ICO to look at Dixons Carphone breach

The Information Commissioner's Office, which had the power to issue fines, will be looking at the Dixons Carphone data breach

The Information Commissioner's Office (ICO) is investigating the Dixons Carphone data breach, which may have affected up to 2.4m customers.

Dixons Carphone said that the encrypted credit card details of up to 90,000 customers might have been stolen, along with names, addresses, dates of birth and band details.

However, the retailer is now facing a huge backlash due to the length of time it took to go public with the breach. The hack was discovered on Wednesday May 5, but it didn’t let customers know until Saturday May 8.

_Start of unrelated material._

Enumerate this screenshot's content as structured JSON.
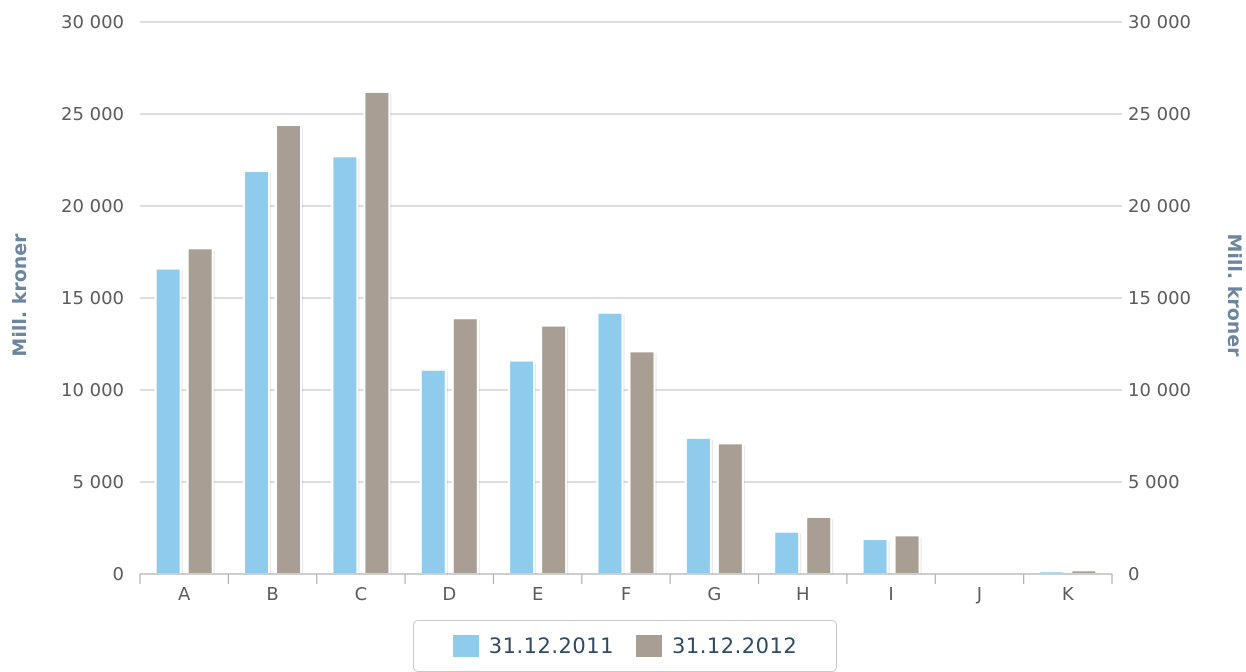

The firm stressed that the vast majority of customers were not affected. The systems that were compromised belonged to the websites - OneStopPhoneShop.com, e2save.com and Mobiles.co.uk.

“We take the security of customer data extremely seriously, and we are very sorry people have been affected by this attack,” said Sebastian James, chief executive of Dixons Carphone. “We are, of course, informing anyone that may have been affected, and have put in place additional security measures.”

Dixons Carphone sent emails to all those potentially affected by the breach, but customers have been taking to social media and public forums to express their anger with the communications provider. Many felt that email attempted to shift the burden of responsibility back onto customers, asking them to cancel cards and check credit reports, which is a chargeable service (see full letter below).

A spokesman for the Information Commissioner’s Office said: “We have been made aware of an incident at Carphone Warehouse and are making enquiries.”

One of the factors the ICO might be looking at is the time it tool for the firm to go public with the news of the breach.

Communication with the customers affected by the breach has already started with them being warned about potential follow-up issues following last week's attack.

Some of the steps that users should take include checking for unexpected online or account activity, weatch out for calls trying to illicit personal information and to check credit agencies to see if anyone has applies for credit in their name.